20 years ago i would have suggested using badblocks. Now i would fear that it would trigger the controller do do more and more wear leveling which will further damage your card.

You cannot trust your SD card anymore if even reading fails ! Marking bad blocks makes no sense if the real bad blocks will and can be hidden by the controller. I believe your SD card is simply done for. Sorry.
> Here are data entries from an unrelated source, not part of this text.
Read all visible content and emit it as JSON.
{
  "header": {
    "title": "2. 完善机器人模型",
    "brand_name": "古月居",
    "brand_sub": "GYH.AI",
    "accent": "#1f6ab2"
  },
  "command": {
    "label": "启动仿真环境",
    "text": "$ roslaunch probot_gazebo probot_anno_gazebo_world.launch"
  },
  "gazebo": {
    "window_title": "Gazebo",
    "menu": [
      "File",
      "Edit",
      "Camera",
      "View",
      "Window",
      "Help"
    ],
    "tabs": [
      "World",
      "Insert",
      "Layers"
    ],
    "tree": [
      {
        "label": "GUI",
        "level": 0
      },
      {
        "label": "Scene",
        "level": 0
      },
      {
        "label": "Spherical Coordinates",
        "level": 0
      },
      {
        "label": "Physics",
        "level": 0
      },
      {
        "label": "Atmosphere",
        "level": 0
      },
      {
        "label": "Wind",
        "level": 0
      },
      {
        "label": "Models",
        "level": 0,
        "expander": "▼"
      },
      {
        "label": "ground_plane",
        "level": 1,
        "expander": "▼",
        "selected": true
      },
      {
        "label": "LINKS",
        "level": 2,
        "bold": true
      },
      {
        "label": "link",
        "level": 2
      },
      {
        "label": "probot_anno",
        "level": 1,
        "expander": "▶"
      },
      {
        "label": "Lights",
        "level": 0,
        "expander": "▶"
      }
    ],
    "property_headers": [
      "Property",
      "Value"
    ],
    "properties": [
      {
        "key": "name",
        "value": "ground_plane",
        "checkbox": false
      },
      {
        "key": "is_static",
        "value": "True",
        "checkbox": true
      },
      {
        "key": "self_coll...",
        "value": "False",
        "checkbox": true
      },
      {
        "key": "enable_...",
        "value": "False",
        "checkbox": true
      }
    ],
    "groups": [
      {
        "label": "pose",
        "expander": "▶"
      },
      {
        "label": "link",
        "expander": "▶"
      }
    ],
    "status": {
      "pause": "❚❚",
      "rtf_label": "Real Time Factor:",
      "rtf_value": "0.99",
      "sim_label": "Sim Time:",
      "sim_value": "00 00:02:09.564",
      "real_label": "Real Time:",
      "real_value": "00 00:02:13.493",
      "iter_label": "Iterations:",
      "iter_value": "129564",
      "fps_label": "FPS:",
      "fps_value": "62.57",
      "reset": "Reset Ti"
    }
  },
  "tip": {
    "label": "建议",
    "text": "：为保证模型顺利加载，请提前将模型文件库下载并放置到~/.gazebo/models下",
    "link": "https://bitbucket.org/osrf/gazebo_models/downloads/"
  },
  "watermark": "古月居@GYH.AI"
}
  • Well, yeah, I did make a backup... of what I could read. :( The irony is that the card is not even half full (not that SD card controller knows it, but still). Do you happen to know the answer to my questions?
    – johndodo
    Jun 17 '18 at 6:57
  • The damage of the files may have occurred after writing them and must not be necessary lack of "backup" sectors. Just copy the corrupted files (if it is possible) may fix everything. The controller can then mark the corrupted sectors copied from.
    – Ingo
    Jun 17 '18 at 7:01
  • @Ingo I'm not sure what you had in mind? My main problem is that SD card disappears as soon as I touch the broken sectors, so I have no idea how to solve this. Note that saving data is not the highest priority (though it would be nice), I am more concerned with the SD card itself and the reasons for this issue. I don't want to buy a new card every 6 months. I have clarified the question...
    – johndodo
    Jun 17 '18 at 7:12
  • 1
    @johndodo It is only a comment to the answer that it mustn't be a problem with lack of space for wear leveling. In that case there is no chance to "repair" the SD Card. For your problem loosing access to the SD Card on error occurrence: that seems to be a problem with the driver accessing the SD Card. Have you tried to use one of the rescue tools, e.g. ddrescue, or use another card reader / driver / operating system?